Two improved invisibility devices show themselves
— -- Harry Potter's cloak it isn't, but scientists report the creation of two visible-light "invisibility cloak" prototypes that promise improved optics and cellphones and, yes, invisibility.
The microscopic devices aren't actually in a cloak at this point, but they do bend light around their surfaces, researchers headed by Xiang Zhang of the University of California-Berkeley say. The devices rely on metamaterials, specially structured materials that in these cases have surfaces dotted with holes smaller than the width of visible light waves, less than 0.00003 of an inch across, which smoothly shuttle light rays around them.

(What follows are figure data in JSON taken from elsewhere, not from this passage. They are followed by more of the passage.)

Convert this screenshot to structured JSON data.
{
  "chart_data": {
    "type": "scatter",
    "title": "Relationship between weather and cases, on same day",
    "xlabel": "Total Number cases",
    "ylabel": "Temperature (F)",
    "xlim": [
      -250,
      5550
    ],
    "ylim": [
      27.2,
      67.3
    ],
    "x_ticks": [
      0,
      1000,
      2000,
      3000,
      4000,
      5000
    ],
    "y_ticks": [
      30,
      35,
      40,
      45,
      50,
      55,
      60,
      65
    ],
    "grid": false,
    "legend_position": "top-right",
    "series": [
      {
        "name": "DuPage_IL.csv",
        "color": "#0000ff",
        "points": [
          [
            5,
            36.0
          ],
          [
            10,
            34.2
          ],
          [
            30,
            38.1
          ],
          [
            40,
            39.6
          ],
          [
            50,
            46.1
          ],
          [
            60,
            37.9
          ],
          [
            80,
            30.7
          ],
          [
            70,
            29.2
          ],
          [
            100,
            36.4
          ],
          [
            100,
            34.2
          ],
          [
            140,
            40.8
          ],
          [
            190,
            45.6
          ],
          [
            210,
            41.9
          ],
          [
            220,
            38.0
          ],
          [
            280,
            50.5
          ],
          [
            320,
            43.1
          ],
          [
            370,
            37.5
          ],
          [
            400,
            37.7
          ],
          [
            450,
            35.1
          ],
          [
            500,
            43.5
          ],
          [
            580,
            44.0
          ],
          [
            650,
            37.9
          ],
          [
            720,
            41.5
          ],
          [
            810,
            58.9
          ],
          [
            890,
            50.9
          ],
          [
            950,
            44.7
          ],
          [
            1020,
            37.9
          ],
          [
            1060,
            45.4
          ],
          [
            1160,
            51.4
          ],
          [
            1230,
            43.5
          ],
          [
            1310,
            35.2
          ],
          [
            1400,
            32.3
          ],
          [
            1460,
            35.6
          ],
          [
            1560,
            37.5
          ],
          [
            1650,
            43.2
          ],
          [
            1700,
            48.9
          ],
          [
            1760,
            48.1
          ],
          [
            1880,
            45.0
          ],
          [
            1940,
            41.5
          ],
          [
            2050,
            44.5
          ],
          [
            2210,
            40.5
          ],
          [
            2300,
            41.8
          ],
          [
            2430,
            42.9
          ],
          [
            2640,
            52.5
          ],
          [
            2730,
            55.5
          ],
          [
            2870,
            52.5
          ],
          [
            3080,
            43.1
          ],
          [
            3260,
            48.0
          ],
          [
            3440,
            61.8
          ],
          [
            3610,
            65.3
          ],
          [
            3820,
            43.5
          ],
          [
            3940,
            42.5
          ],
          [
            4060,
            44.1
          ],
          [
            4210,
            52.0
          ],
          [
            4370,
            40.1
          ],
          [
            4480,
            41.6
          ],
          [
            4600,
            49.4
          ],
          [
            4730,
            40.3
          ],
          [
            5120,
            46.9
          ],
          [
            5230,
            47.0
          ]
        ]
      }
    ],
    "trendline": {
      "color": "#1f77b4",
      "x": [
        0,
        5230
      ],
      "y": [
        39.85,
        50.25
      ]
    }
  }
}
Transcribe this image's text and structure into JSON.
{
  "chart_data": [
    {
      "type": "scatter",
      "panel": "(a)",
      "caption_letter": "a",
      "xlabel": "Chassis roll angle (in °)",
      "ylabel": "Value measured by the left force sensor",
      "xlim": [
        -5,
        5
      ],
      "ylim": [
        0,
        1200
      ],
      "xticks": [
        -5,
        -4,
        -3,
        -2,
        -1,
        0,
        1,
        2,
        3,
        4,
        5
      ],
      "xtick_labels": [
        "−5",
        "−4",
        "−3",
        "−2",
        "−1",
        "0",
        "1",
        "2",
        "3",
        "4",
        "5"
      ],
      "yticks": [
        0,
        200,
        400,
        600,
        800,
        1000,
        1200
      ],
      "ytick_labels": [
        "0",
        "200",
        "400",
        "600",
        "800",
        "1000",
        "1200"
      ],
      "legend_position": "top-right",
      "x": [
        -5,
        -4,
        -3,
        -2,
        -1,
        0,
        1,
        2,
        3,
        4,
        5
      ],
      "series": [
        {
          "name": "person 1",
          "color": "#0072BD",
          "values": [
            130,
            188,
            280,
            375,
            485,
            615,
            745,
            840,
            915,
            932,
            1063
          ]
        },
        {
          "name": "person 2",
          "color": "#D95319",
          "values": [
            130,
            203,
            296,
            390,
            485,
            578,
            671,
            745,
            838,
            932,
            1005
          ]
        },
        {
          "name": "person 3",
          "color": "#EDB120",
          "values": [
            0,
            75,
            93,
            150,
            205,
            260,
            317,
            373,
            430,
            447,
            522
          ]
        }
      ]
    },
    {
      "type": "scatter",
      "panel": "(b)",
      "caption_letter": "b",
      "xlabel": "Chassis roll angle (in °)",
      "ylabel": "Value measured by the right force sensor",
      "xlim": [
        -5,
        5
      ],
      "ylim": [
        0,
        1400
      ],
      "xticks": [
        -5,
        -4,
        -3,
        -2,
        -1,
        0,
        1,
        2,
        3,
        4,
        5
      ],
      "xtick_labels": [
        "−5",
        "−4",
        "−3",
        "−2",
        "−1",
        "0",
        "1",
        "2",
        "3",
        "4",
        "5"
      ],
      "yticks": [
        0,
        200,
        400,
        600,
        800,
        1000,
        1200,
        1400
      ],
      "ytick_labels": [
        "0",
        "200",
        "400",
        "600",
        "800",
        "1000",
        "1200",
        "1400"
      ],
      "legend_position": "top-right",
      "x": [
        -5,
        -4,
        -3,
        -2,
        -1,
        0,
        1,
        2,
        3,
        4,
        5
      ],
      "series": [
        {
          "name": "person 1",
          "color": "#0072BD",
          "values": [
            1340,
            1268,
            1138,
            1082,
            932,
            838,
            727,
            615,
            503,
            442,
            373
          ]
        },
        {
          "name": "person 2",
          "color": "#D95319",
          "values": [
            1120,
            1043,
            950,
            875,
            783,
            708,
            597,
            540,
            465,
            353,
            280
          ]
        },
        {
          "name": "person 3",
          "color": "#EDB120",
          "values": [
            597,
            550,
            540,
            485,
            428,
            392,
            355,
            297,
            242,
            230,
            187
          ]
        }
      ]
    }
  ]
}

"Being able to bend light in unusual ways is important for applications that almost resemble magic," physicist Ulf Leonhardt of Scotland's University of St. Andrews, who was not part of the prototype teams, writes in an e-mail. "There still is a long way to go, but the Berkeley team made an important step."
The field has been a hot area of study. Invisibility devices up till now have involved metamaterial devices that were "invisible" only from one angle or to microwaves but not visible light.
One of the new prototypes is a woven fishnet of silver nanowires, each one about 10,000 times thinner than a human hair. It was reported this week in the journal Science.
The team tested the device for red, or visible, light and infrared light and said the prototype bends red light from all angles hundreds of times more effectively than in past attempts.
The other device, reported this week in Nature magazine, relies on 21 stacked grids of silver and magnesium fluoride of similarly small sizes. The researchers found that the device bent infrared light around the grids.
Applications for invisibility devices extend beyond shielding oneself for an escape from a wizards academy. Shielding lenses from unwanted light frequencies would improve camera function, for example, and antennas invisible to noisy electromagnetic waves would fine-tune cellphone and radio communications.